L’historien louvaniste Emmanuel Gerard a consacré sa carrière à l’étude du système politique belge, sur scène et en coulisses. Il ne se fait plus beaucoup d’illusions : « Ce qui se passe dans la réalité ne correspond pas à l’image d’une Belgique à la démocratie tranquille. »

Le vendredi 10 novembre, l’historien louvaniste Emmanuel Gerard fête sa pension par une conférence sur « le retour éternel des années trente ». Au cours de sa carrière, Gerard a associé son travail académique d’historien à un engagement actif au sein du mouvement ouvrier chrétien. Son oeuvre historique la plus célèbre se situe entre l’historiographie et la politique. En 1984, il obtient son doctorat grâce à sa thèse sur le parti catholique d’avant-guerre. Son promoteur, Lode Wils, fait l’éloge de sa thèse en ces termes: « Dans la mesure où une oeuvre historique peut être définitive, c’est une oeuvre définitive. »

En 2000, Gerard participe à la rédaction du rapport final de la commission d’enquête parlementaire sur l’implication belge dans l’assassinat du Premier ministre congolais destitué Patrice Lumumba en 1961. Son étude Death in the Congo, où il évoque aussi l’implication des Américains, figure dans les listes de fin d’année du The Wall Street Journal en 2015. Cette même année, Gerard dirige aussi l’enquête historique menée à la demande du Sénat sur l’assassinat de Julien Lahaut, le président du Parti communiste, en 1950. Gerard et son équipe aboutissent à des constatations spectaculaires.

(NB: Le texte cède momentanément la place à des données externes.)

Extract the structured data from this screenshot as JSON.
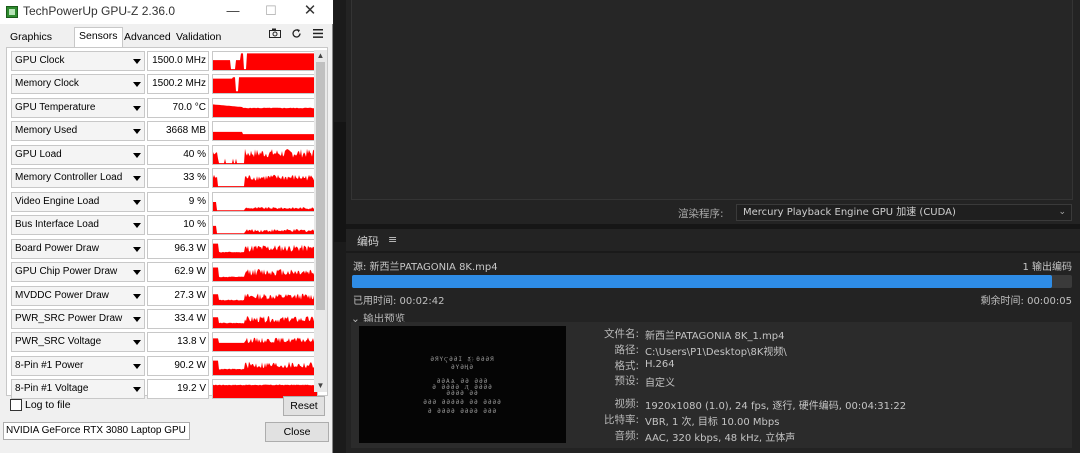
{
  "gpuz": {
    "title": "TechPowerUp GPU-Z 2.36.0",
    "window_buttons": {
      "minimize": "—",
      "maximize": "☐",
      "close": "✕"
    },
    "tabs": [
      "Graphics Card",
      "Sensors",
      "Advanced",
      "Validation"
    ],
    "active_tab": "Sensors",
    "toolbar_icons": [
      "camera-icon",
      "refresh-icon",
      "menu-icon"
    ],
    "sensors": [
      {
        "label": "GPU Clock",
        "value": "1500.0 MHz",
        "pattern": "clock"
      },
      {
        "label": "Memory Clock",
        "value": "1500.2 MHz",
        "pattern": "clock2"
      },
      {
        "label": "GPU Temperature",
        "value": "70.0 °C",
        "pattern": "temp"
      },
      {
        "label": "Memory Used",
        "value": "3668 MB",
        "pattern": "mem"
      },
      {
        "label": "GPU Load",
        "value": "40 %",
        "pattern": "load"
      },
      {
        "label": "Memory Controller Load",
        "value": "33 %",
        "pattern": "load2"
      },
      {
        "label": "Video Engine Load",
        "value": "9 %",
        "pattern": "low"
      },
      {
        "label": "Bus Interface Load",
        "value": "10 %",
        "pattern": "low2"
      },
      {
        "label": "Board Power Draw",
        "value": "96.3 W",
        "pattern": "power"
      },
      {
        "label": "GPU Chip Power Draw",
        "value": "62.9 W",
        "pattern": "power2"
      },
      {
        "label": "MVDDC Power Draw",
        "value": "27.3 W",
        "pattern": "power3"
      },
      {
        "label": "PWR_SRC Power Draw",
        "value": "33.4 W",
        "pattern": "power3"
      },
      {
        "label": "PWR_SRC Voltage",
        "value": "13.8 V",
        "pattern": "volt"
      },
      {
        "label": "8-Pin #1 Power",
        "value": "90.2 W",
        "pattern": "power"
      },
      {
        "label": "8-Pin #1 Voltage",
        "value": "19.2 V",
        "pattern": "volt2"
      }
    ],
    "scroll_up": "▲",
    "scroll_down": "▼",
    "log_to_file": "Log to file",
    "reset": "Reset",
    "gpu_select": "NVIDIA GeForce RTX 3080 Laptop GPU",
    "close": "Close",
    "graph_color": "#ff0000"
  },
  "encoder": {
    "renderer_label": "渲染程序:",
    "renderer_value": "Mercury Playback Engine GPU 加速 (CUDA)",
    "header": "编码",
    "menu_icon": "≡",
    "source": "源: 新西兰PATAGONIA 8K.mp4",
    "queue_count": "1 输出编码",
    "progress": 0.972,
    "progress_color": "#2e8ce6",
    "elapsed": "已用时间: 00:02:42",
    "remaining": "剩余时间: 00:00:05",
    "output_preview": "⌄ 输出预览",
    "preview_lines": [
      "ӘЯҮҀӘӘΙ Ӡ҈ ӨӘӘЯ",
      "ӘҮӘҢӘ",
      "ӘӘΑѦ ӘӘ ӘӘӘ",
      "Ә ӘӘӘӘ Ӆ ӘӘӘӘ",
      "ӘӘӘӘ ӘӘ",
      "ӘӘӘ ӘӘӘӘӘ ӘӘ ӘӘӘӘ",
      "Ә ӘӘӘӘ ӘӘӘӘ ӘӘӘ"
    ],
    "info": [
      {
        "label": "文件名:",
        "value": "新西兰PATAGONIA 8K_1.mp4"
      },
      {
        "label": "路径:",
        "value": "C:\\Users\\P1\\Desktop\\8K视频\\"
      },
      {
        "label": "格式:",
        "value": "H.264"
      },
      {
        "label": "预设:",
        "value": "自定义"
      },
      {
        "label": "视频:",
        "value": "1920x1080 (1.0), 24 fps, 逐行, 硬件编码, 00:04:31:22"
      },
      {
        "label": "比特率:",
        "value": "VBR, 1 次, 目标 10.00 Mbps"
      },
      {
        "label": "音频:",
        "value": "AAC, 320 kbps, 48 kHz, 立体声"
      }
    ]
  }
}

Ils exposent les rouages autour des assassins, y compris leurs contacts dans le monde de la Justice et des services de police, leurs protecteurs politiques et leurs sponsors de la haute finance belge. Ce réseau a permis le sabotage aussi discret que compétent de l’enquête judiciaire autour du meurtre de Lahaut. « Je ne fais pas partie de ces historiens qui s’intéressent à l’histoire uniquement par intérêt pour le passé. Il faut respecter le passé pour ce qu’il est, mais il y a suffisamment de sujets actuels et de problèmes qu’on peut mieux comprendre si on les explique depuis une perspective historique. »

Avec Rudi Van Doorselaer, l’ancien directeur du Centre d’Études et Documentation Guerre et Sociétés contemporaines (CEGESOMA), vous plaidez dans une Carte blanche paru dans le quotidien De Standaard en faveur de l’implication d’historiens dans l’enquête sur les Tueurs du Brabant.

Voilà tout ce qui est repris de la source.